Lamm v. Shingleton

Seawell, J.,

dissenting: I think the case should be sent back for retrial but not with the restrictions and limitations on plaintiff’s cause of action which I find in ratione decidendi of the main opinion.

I think the vault used in the burial undertaken by the defendants should be regarded as an accessory to the burial contracted for and undertaken by defendants and not as a separate sales transaction in which the contract, with its warranty, might be performed by delivery in its un-assembled state.

The defendants are not relieved from liability by reason of the fact that plaintiff did not show that the vault was not watertight when properly locked.

The contract was one of burial in which the defendants undertook to bury the body of plaintiff’s husband in this particular vault. Its potentialities as a watertight vault were useless and unavailable for the purpose for which the vault was intended until the top was locked to the base. The nature of the contract, and plaintiff’s evidence put this duty on the defendants and they failed to discharge it. By reason of that fact water and mud soaked the body and plaintiff is entitled to recovery for the breach of the contract, made specifically to prevent that occurrence, and the consequent and ensuing mental suffering, if the jury should so find.

The gravamen of the plaintiff’s action does not rest in a claim that the burial was not done in a workmanlike manner, — that is entirely too narrow; — -it lies in the breach of the specific contract to bury her husband’s body in a watertight vault, selected for the purpose; a vault watertight at the time of the burial, by proper assembly of its parts, by locking of the top to the base, if necessary to make it perform the intended function, — and it was.
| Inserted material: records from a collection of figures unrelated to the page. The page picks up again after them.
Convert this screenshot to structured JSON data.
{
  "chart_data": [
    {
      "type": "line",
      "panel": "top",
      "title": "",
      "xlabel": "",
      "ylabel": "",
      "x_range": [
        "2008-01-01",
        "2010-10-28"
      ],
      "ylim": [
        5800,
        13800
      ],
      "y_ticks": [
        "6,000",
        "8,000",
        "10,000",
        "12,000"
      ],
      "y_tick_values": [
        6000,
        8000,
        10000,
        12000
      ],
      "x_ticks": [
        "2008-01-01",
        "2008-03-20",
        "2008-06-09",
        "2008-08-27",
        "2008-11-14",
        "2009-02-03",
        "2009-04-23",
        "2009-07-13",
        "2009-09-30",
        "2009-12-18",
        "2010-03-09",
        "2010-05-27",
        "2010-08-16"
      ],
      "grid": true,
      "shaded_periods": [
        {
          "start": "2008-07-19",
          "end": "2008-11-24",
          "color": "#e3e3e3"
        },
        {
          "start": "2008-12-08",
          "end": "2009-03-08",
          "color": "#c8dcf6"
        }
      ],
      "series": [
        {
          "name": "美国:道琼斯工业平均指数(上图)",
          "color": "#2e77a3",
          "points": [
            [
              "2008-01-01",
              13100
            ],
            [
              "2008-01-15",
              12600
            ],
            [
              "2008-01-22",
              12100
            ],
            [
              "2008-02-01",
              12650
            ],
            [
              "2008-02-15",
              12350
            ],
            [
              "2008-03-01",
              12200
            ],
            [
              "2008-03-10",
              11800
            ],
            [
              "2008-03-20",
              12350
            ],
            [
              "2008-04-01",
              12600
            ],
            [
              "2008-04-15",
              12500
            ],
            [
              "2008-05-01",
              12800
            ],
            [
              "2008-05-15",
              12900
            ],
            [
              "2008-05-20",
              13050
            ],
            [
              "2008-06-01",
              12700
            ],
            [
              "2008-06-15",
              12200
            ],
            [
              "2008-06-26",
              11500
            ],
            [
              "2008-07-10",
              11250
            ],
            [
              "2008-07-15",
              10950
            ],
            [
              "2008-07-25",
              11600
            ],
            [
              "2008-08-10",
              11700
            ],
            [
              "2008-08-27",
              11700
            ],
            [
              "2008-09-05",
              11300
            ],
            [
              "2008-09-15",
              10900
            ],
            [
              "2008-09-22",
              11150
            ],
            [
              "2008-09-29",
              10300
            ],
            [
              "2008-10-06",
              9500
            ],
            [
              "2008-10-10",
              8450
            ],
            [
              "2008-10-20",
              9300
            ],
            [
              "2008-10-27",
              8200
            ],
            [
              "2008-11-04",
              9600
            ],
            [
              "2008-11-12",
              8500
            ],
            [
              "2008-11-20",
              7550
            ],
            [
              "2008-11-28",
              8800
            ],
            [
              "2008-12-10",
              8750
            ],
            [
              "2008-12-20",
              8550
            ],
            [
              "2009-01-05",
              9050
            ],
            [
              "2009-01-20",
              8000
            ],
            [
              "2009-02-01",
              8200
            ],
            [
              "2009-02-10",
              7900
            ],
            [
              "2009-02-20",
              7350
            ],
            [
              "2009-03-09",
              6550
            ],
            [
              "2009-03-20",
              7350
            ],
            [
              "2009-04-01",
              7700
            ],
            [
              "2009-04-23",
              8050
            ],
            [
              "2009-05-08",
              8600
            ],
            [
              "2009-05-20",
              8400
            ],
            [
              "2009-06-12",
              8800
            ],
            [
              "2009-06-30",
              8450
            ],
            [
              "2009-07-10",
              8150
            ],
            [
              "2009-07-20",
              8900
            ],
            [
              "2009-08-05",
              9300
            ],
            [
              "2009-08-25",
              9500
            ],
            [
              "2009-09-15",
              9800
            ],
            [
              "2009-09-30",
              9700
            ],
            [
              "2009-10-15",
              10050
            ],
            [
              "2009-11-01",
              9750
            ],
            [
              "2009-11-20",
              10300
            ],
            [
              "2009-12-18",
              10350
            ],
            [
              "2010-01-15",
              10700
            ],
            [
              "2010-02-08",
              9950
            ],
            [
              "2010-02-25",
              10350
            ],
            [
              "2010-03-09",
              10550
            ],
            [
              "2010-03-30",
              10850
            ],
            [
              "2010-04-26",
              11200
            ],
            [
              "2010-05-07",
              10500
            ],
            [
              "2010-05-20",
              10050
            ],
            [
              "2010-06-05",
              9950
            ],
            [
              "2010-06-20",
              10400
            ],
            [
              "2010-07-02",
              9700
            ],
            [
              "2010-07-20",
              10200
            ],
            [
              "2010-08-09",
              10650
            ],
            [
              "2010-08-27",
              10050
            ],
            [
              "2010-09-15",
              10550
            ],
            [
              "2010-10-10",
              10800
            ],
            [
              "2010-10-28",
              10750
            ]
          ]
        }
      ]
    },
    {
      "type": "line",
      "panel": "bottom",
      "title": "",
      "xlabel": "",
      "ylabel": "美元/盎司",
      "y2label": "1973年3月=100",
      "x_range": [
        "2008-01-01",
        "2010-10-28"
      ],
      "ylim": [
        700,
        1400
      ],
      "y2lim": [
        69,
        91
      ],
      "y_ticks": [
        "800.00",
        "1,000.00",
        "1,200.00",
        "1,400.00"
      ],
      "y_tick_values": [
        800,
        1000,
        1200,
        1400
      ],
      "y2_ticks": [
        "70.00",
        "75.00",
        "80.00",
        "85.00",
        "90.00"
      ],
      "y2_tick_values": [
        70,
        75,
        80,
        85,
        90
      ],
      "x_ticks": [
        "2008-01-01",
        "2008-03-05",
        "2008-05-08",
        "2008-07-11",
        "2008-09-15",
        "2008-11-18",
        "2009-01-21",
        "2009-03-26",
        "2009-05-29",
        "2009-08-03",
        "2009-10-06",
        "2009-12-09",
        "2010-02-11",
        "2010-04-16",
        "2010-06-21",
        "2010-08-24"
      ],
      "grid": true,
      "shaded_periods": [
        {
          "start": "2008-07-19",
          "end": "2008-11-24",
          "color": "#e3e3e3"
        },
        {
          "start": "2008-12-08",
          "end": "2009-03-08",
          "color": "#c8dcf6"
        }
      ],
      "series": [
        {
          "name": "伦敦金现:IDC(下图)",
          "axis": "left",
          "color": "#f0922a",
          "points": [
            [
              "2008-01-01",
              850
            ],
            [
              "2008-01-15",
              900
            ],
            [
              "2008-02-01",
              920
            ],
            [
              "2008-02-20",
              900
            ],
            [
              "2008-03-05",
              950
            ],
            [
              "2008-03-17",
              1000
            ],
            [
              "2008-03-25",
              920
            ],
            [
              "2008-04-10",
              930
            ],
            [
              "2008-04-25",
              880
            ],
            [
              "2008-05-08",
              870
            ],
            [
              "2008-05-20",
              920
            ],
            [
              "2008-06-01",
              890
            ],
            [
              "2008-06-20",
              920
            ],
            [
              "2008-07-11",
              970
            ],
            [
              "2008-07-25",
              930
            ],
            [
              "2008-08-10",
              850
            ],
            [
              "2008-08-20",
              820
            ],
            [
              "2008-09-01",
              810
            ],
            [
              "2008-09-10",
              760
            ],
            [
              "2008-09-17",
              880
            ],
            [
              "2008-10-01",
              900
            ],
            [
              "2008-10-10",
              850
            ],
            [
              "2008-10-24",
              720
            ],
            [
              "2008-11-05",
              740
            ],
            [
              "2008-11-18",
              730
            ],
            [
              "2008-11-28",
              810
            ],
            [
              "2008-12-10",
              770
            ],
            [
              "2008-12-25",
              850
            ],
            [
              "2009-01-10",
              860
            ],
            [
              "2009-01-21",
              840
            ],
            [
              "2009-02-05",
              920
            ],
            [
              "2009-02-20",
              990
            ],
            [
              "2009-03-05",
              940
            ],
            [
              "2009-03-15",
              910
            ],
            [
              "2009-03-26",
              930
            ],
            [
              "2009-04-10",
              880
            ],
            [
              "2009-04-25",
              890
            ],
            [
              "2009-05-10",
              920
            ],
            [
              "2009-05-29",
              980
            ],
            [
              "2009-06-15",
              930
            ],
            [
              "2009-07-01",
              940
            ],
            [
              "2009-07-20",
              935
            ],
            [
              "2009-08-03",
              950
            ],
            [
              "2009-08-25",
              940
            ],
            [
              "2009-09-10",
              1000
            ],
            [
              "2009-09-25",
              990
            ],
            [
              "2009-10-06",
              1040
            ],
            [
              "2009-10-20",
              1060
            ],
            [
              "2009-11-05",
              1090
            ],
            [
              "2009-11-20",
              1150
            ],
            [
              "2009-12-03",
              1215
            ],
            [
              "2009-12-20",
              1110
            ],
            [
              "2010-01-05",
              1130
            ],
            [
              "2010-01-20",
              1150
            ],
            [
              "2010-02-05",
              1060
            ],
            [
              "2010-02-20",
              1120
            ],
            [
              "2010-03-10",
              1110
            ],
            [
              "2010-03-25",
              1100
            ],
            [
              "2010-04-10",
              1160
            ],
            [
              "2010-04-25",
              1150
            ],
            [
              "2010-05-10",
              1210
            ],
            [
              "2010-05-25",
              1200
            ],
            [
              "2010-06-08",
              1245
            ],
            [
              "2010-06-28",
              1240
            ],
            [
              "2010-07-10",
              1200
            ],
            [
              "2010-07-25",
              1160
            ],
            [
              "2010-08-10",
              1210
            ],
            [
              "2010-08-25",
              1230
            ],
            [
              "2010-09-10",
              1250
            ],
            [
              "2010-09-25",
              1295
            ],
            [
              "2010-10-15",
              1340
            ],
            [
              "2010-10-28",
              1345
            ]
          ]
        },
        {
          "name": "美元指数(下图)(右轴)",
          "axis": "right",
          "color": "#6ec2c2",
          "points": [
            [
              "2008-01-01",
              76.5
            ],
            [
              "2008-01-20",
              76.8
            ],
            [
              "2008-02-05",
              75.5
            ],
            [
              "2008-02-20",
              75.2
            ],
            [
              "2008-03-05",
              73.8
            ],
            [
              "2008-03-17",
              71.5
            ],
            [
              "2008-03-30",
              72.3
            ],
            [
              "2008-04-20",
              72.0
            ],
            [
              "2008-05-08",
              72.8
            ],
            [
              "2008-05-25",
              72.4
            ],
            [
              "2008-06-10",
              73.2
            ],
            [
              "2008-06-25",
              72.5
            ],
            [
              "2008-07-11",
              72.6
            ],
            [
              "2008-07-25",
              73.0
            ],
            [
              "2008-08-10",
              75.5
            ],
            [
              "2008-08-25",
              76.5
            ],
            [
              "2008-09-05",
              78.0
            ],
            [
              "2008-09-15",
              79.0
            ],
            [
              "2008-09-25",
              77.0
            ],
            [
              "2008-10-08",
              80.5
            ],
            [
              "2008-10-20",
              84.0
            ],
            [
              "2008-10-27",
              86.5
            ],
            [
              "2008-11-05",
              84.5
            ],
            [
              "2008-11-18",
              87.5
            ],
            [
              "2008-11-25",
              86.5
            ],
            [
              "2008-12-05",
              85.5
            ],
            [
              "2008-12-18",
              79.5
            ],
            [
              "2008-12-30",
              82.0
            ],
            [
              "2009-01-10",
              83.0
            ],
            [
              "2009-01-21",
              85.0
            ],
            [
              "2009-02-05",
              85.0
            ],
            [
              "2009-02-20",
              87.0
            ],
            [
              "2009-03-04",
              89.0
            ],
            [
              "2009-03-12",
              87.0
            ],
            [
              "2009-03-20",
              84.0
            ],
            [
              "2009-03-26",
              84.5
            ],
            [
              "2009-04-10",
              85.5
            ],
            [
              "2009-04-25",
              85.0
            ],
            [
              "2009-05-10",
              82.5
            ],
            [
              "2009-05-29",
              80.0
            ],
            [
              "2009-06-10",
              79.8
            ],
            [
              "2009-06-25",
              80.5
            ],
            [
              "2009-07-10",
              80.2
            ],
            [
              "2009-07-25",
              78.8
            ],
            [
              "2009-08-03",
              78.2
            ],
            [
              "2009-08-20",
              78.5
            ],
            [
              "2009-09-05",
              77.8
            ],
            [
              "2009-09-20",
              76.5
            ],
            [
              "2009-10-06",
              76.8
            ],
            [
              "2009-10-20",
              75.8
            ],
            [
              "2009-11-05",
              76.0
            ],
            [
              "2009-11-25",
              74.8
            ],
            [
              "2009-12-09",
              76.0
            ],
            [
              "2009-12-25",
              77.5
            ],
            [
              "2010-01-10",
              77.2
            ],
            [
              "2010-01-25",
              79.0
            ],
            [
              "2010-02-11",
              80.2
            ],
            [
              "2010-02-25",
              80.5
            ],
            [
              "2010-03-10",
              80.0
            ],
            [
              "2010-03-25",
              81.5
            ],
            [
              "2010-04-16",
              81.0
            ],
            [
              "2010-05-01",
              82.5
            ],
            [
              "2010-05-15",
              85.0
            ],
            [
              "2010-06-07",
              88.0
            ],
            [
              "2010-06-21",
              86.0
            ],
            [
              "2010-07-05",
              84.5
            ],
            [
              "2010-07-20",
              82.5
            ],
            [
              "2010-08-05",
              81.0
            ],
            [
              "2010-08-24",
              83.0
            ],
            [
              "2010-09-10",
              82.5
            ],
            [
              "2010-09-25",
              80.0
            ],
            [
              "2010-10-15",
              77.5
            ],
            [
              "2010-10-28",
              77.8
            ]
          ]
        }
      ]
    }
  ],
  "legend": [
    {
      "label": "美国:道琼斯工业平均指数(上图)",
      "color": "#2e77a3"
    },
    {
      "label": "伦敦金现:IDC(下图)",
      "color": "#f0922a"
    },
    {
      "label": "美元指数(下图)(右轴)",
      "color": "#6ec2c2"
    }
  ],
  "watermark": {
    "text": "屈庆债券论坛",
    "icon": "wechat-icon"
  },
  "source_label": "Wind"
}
This has nothing to do with the way defendants “held themselves out as specially qualified to perform the duties of an undertaker” or the corollary statement in the opinion of the Court: “When defendants undertook to conduct the funeral of plaintiff’s deceased husband they impliedly covenanted to perform the services contemplated by the contract in a good and workmanlike manner.” That exists, of course, *17but it cannot be used to exclude the specific obligation of the contract, to wit: To bury the body in a specific way, in a watertight vault. Yet, of this, in discussing the nonsuit, the Court, in its opinion, observes: “As she offered no proof that the vault was not waterproof when properly locked to the base the ruling must be sustained.” Thus plaintiff’s main cause of action is dismissed by nonsuit, and another, upon which she did not declare, and in which there are plenty of hurdles, is handed to her for prosecution. I question, — not the power of the Court, of course — but the propriety of that action.